Google is a multi-billion-dollar advertising company, but because it controls a huge portion of the globe’s flow of information, it’s managed to represent itself as something more — an elite institution dedicated to furthering human knowledge and encouraging freedom. Its parent company Alphabet funds, sometimes at a loss, scientific “moonshots”; one subsidiary, Jigsaw, is devoted to developing technologies that will “make people in the world safer”; and it funds scholarly research and think tanks, like the New America Foundation, that help develop policy for the 21st century.
But for all this (no doubt honestly believed) purposefulness, Google is still at its core a profit-seeking advertising company, and its quest to enable the flow of ideas and information seems to stop short in a couple places — in particular, near information about the company’s power, and the idea that Google is an anti-competitive monopoly hurting the economy.
Some context: At the end of June, Google was slapped with a $2.7 billion fine from the European Union for prioritizing its first-party services in search results (e.g., searching for email would bring up Gmail in one of the top spots). At the time of the decision, Barry Lynn, the director of the New America think tank’s Open Markets program, congratulated the EU. “Google’s market power is one of the most critical challenges for competition policymakers in the world today,” he wrote at the time. “By requiring that Google give equal treatment to rival services instead of privileging its own, [EU Commissioner Margrethe] Vestager is protecting the free flow of information and commerce upon which all democracies depend.”
The Open Markets group led by Lynn contains many of the most respected voices in an increasingly prominent discussion about technology and telecom monopolies, and its findings about corporate consolidation and monopolistic power have been extremely influential in turning antitrust into an important policy issue — to the extent that the Democratic Party has included stricter antitrust regulation as a plank in its platform for 2018.
Lynn’s endorsement of the EU decision ran into a bit of a snag, however. Google is a major donor to New America, and Google executive chairman Eric Schmidt chaired the organization until 2016. According to the New York Times, New America’s president Anne-Marie Slaughter spoke to Lynn a few days later and wrote in an email that New America and Open Markets would be ending their partnership.
Over email, Slaughter wrote that the decision to part ways was not based on Open Markets’ work, but that Lynn was “imperiling the institution as a whole.”
From the Times:
“We are in the process of trying to expand our relationship with Google on some absolutely key points,” Ms. Slaughter wrote in an email to Mr. Lynn, urging him to “just THINK about how you are imperiling funding for others.”
In a limp response to the Times report, Slaughter said that she had been working with Lynn over the past two months to spin Open Markets off.

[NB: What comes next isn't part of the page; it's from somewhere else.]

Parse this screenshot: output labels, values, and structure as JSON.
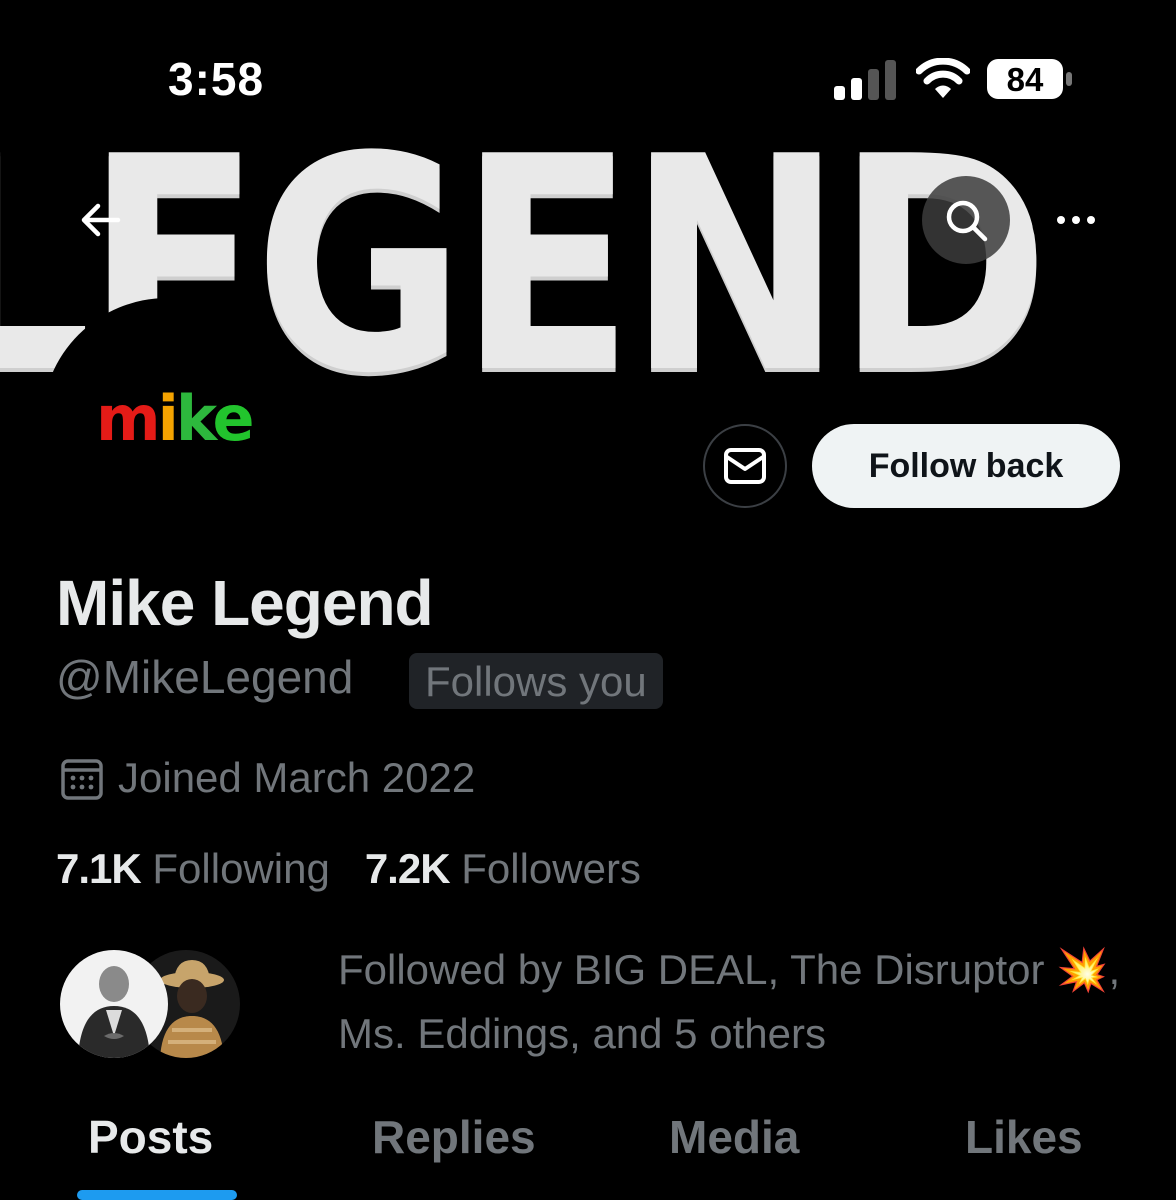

She did not dispute the quoted emails in the article, but said that they were taken out of context.
The sequence of events is circumstantial but highly suspicious, because Google’s attempts to influence policy and regulation are far from secret. More than any other tech company, Google spends millions on lobbying and think tanks. It’s particularly aggressive meddling in the halls of power has also led it down more dubious paths, like funding academics, sometimes undisclosed, to produce papers favorable to Google’s policy aims.
Why then did this particular statement from Open Markets cause a rift? After all, as Slaughter points out, “After more than 10 years of doing strong policy work at New America, Open Markets’ position is not news to Google.” The difference is that, stuck with a $2.7 billion fine, Google and Schmidt are now feeling substantial tangible effects of Open Markets’ work. Calling Google a search-engine monopoly (and a duopoly, alongside Facebook, in online advertising) is fine for the company, so long as it’s just a PR problem and some slap-on-the-wrist regulatory fines to ride out.
But as the EU continues flexing its regulatory muscle, and American politicians start looking at the situation more critically, thorough study of the tech industry’s monopolistic presence becomes less of a theoretical hazard and more real. Lynn’s contentious blog post wasn’t just advocating for new rules, it was applauding punishment that a growing number of industry watchers would say that Google deserved.
Google and its cohort of market-dominant tech giants have long sold themselves as benevolent corporate stewards. “Don’t be evil” used to be the company’s unofficial motto (key words: “used to be”). But directly funding that sort of open criticism serves only one of Google’s two main interests, which are the publicly stated goal of making information widely available, and the privately stated goal of making a ton of money. Google’s technocratic altruism is now starting to affect its business, and Eric Schmidt can’t have that. It’s not hard to see which of Google’s twin goals it loves more.